Monday, May 01, 2006

Chinese films to which you should not expose a spouse who is not (much) interested in China (or films)

Spouse's reaction to Rainbow (Gao Xiaosong): "So you've spent all these years working on this stuff, and two hours watching this film on a Saturday night and you still can't tell me what it's about?"

Rainbow looks as if it ought to be interesting and - in parts - it is... but the parts don't really work as a whole, and it is quite hard to feel engaged either by narrative or characters, and to work out what the whole thing is about.

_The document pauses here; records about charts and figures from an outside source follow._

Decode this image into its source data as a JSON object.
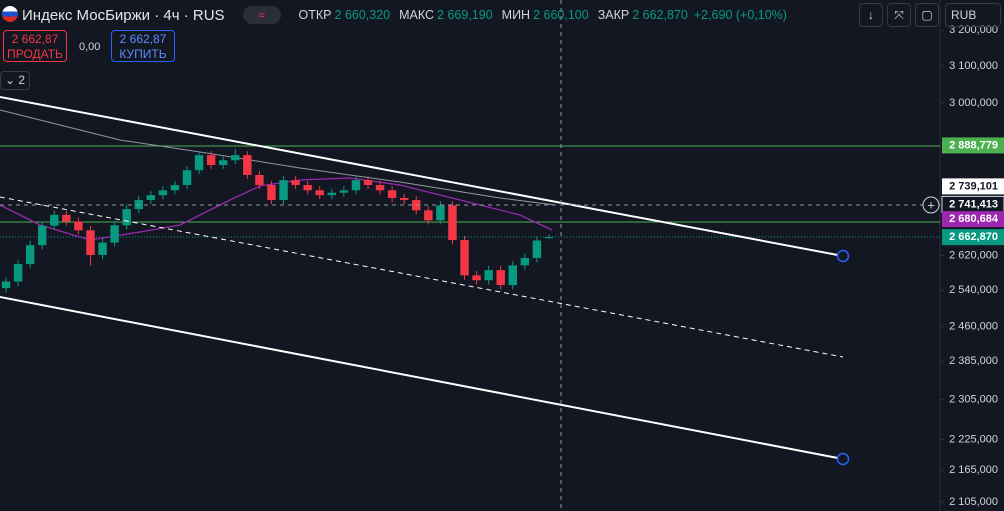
{
  "header": {
    "symbol": "Индекс МосБиржи · 4ч · RUS",
    "ohlc": [
      {
        "label": "ОТКР",
        "value": "2 660,320"
      },
      {
        "label": "МАКС",
        "value": "2 669,190"
      },
      {
        "label": "МИН",
        "value": "2 660,100"
      },
      {
        "label": "ЗАКР",
        "value": "2 662,870"
      }
    ],
    "change": "+2,690 (+0,10%)",
    "currency": "RUB"
  },
  "trade": {
    "sell_price": "2 662,87",
    "sell_label": "ПРОДАТЬ",
    "spread": "0,00",
    "buy_price": "2 662,87",
    "buy_label": "КУПИТЬ"
  },
  "indicators": "2",
  "chart_data": {
    "type": "candlestick",
    "log_scale": true,
    "up_color": "#089981",
    "down_color": "#f23645",
    "ylim": [
      2088,
      3287
    ],
    "yticks": [
      {
        "value": 3200,
        "label": "3 200,000"
      },
      {
        "value": 3100,
        "label": "3 100,000"
      },
      {
        "value": 3000,
        "label": "3 000,000"
      },
      {
        "value": 2620,
        "label": "2 620,000"
      },
      {
        "value": 2540,
        "label": "2 540,000"
      },
      {
        "value": 2460,
        "label": "2 460,000"
      },
      {
        "value": 2385,
        "label": "2 385,000"
      },
      {
        "value": 2305,
        "label": "2 305,000"
      },
      {
        "value": 2225,
        "label": "2 225,000"
      },
      {
        "value": 2165,
        "label": "2 165,000"
      },
      {
        "value": 2105,
        "label": "2 105,000"
      }
    ],
    "price_labels": [
      {
        "value": 2888.779,
        "label": "2 888,779",
        "color": "#4caf50"
      },
      {
        "value": 2739.101,
        "label": "2 739,101",
        "color": "#ffffff"
      },
      {
        "value": 2741.413,
        "label": "2 741,413",
        "color": "#131722"
      },
      {
        "value": 2680.684,
        "label": "2 680,684",
        "color": "#9c27b0"
      },
      {
        "value": 2662.87,
        "label": "2 662,870",
        "color": "#089981"
      }
    ],
    "candles": [
      [
        2545,
        2570,
        2535,
        2560
      ],
      [
        2560,
        2610,
        2550,
        2600
      ],
      [
        2600,
        2654,
        2590,
        2644
      ],
      [
        2644,
        2700,
        2634,
        2690
      ],
      [
        2690,
        2726,
        2680,
        2716
      ],
      [
        2716,
        2726,
        2690,
        2700
      ],
      [
        2700,
        2710,
        2669,
        2679
      ],
      [
        2679,
        2689,
        2596,
        2621
      ],
      [
        2621,
        2660,
        2611,
        2650
      ],
      [
        2650,
        2701,
        2640,
        2691
      ],
      [
        2691,
        2740,
        2681,
        2730
      ],
      [
        2730,
        2762,
        2720,
        2752
      ],
      [
        2752,
        2774,
        2742,
        2764
      ],
      [
        2764,
        2786,
        2754,
        2776
      ],
      [
        2776,
        2799,
        2766,
        2789
      ],
      [
        2789,
        2836,
        2779,
        2826
      ],
      [
        2826,
        2874,
        2816,
        2864
      ],
      [
        2864,
        2874,
        2829,
        2839
      ],
      [
        2839,
        2861,
        2829,
        2851
      ],
      [
        2851,
        2880,
        2841,
        2864
      ],
      [
        2864,
        2874,
        2804,
        2814
      ],
      [
        2814,
        2824,
        2779,
        2789
      ],
      [
        2789,
        2799,
        2742,
        2752
      ],
      [
        2752,
        2811,
        2742,
        2801
      ],
      [
        2801,
        2811,
        2779,
        2789
      ],
      [
        2789,
        2799,
        2766,
        2776
      ],
      [
        2776,
        2786,
        2754,
        2764
      ],
      [
        2764,
        2780,
        2754,
        2770
      ],
      [
        2770,
        2786,
        2760,
        2776
      ],
      [
        2776,
        2811,
        2766,
        2801
      ],
      [
        2801,
        2811,
        2779,
        2789
      ],
      [
        2789,
        2799,
        2766,
        2776
      ],
      [
        2776,
        2786,
        2747,
        2757
      ],
      [
        2757,
        2767,
        2742,
        2752
      ],
      [
        2752,
        2762,
        2717,
        2727
      ],
      [
        2727,
        2737,
        2693,
        2703
      ],
      [
        2703,
        2749,
        2693,
        2739
      ],
      [
        2739,
        2749,
        2646,
        2656
      ],
      [
        2656,
        2666,
        2564,
        2574
      ],
      [
        2574,
        2584,
        2553,
        2563
      ],
      [
        2563,
        2596,
        2553,
        2586
      ],
      [
        2586,
        2596,
        2542,
        2552
      ],
      [
        2552,
        2607,
        2542,
        2597
      ],
      [
        2597,
        2624,
        2587,
        2614
      ],
      [
        2614,
        2665,
        2604,
        2655
      ],
      [
        2660.32,
        2669.19,
        2660.1,
        2662.87
      ]
    ]
  }
}
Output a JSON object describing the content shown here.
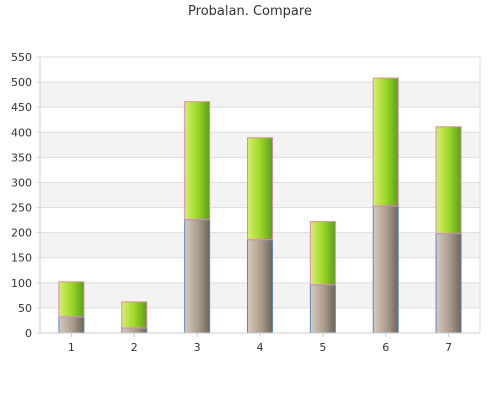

Themes suggested in director's blurb (do we fight or accept our destiny? love and arranged marriage) aren't developed in any satisfying way through the film and we have very little sense (I had very little sense, and I was awake and sober) of who the three central characters were beyond their interactions with each other. We saw, for example, Twilight's passivity ('如果。。。' - making decisions large and small on basis of others' actions, as if tossing a coin) without any clue as to how he came to be that way and how he inhabited that passivity; or Twinkle's rather curious combination of helpfulness and acquisitiveness.

And the sound-track and the computer-game quality of the killing scenes? Hmmmm.

But if it's a choice between Rainbow and Life on a String, I'd recommend Rainbow any day (shorter, for starters....) - spouse's reaction to Life probably best not repeated.